他像是被食物噎住了一样,完美假面破碎,一双眼睛瞪得像铜铃。
“你小小年纪,怎么能说这些粗话!谁教你的!”
“堂堂丞相府的千金怎能出言不逊,若是被别人听了去,岂不是回了赵家的名誉!”
他一连串输出了好些话,可我听都没听。我等他咬牙切齿地吼完,直接把我想问的东西问了出来:“你为什么偷偷哭呀?”
他的脸色一下子就不好了:“我才没有哭!”
这话可能鬼才要信。
我是一个正儿八经的人,于是指着他袖子上难掩的水痕,洋洋得意:“那眼泪和鼻涕都挂在袖子上呢,你还撒谎!”
他似乎被噎的更厉害了,这会儿脸也变成了红色。嘴巴紧紧抿在一起,眼神变得更凶了。
“你什么也没看见,不许在胡说八道了!”他把袖子往背后藏了藏,做了好几下深呼吸平复情绪,然后恶狠狠地威胁我。
我一时被他眼里的戾气吓了一跳,却是愣愣地没有说话。
他转身就要走。
然后我又好巧不巧看见他后脖颈上的伤口。
好大一道,还流着血,好些肉都被翻了出来。
噫,好恐怖。
正义卫士的责任感油然而生,我瞬间同情心泛滥,然后往前跑了两步扯住他的袖子。
我其实是不想叫的。
可是他一个人偷偷哭,还受了那么重的伤……
我又是这么懂事可爱的小仙女……
我扯住他袖子摇了摇,然后别扭地喊了一句:“哥哥。”
他一下子停住了,然后缓缓转过身,居高临下地看着我。
“你叫我什么?”
他的语气着实不是很好,脸色也有些吓人。我害怕地吞了吞口水,然而作为一只不怕虎的初生牛犊,我还是僵着脖子干巴巴回了过去:“叫你哥哥。”
“你本来就是我哥哥啊,我爱怎么叫怎么叫,不行啊?”
我不仅回了嘴,还又顶了嘴。
面前的人突然一动,我被吓了得往后退了两步,然后发现他只是蹲了下来。
“……”
“可以啊”,他竟笑了,虽然这笑看上去有些阴恻恻的,但我实在是不能否认——他笑起来真的好好看。
我又吞了吞口水。
“那你能不能告诉我,你为什么哭啊?”
我小心翼翼地看了他一眼,还是固执地重复了一遍这个问题:“男子汉大丈夫,不、不应该哭的。”
他闻言竟笑得更厉害了。
“还有”,我伸手指了指他的后脖子:“你为什么会受这么重的伤呀?”
“怪吓人的。”
完了完了,他竟笑得抖了起来。
我觉得这人脑子或许有点问题。
脑子有病的人果然不会回答问题,他笑够了之后,却是反问我一句:“这么晚了,你在这里干什么?”

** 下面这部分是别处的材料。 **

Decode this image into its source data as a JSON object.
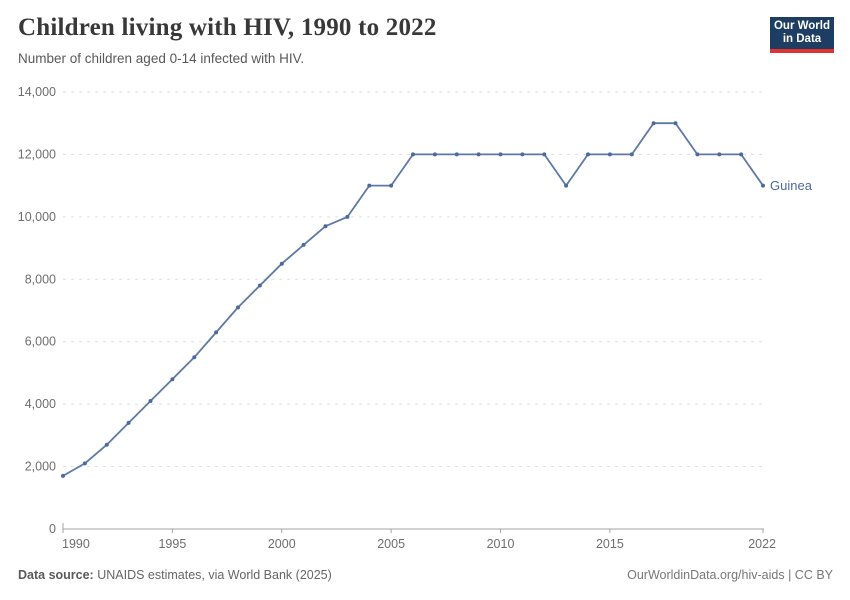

“身后也没有人跟着,若是出什么事那些家仆能担当起么?”
我心心虚地摸了摸鼻子,声音小了些:“我来捉蜗牛。”
为证明所言真实性,我特意把脏乎乎的爪子伸到他面前让他看个清楚。
“你看啊,我的手可脏了!”
“……”
那一瞬间,我竟觉得他看我的眼神如同看傻子,充满了不解与怜悯。
我见他没再说什么,悻悻放下爪子,纠结一会儿,还是觉得关爱伤者人人有责。
我掏出了怀里藏着的桂花糕。
虽然已经被压扁了,但还是温温热热的,闻上去也是一样的好吃。
我心疼地看着它,然后还是把它递了过去:“给你吃。”
面前的人又一次愣住了。
我把桂花糕往他手里推了推,继续道:“我不开心的时候,吃些这个就好了。”
“我虽然不知道你为什么哭,为什么受伤,但你一定也是很难过的。”
“吃了这个桂花糕,应该就会好很多了。”
我贪婪地闻着桂花糕的香气,似乎要把它吸食进胃里。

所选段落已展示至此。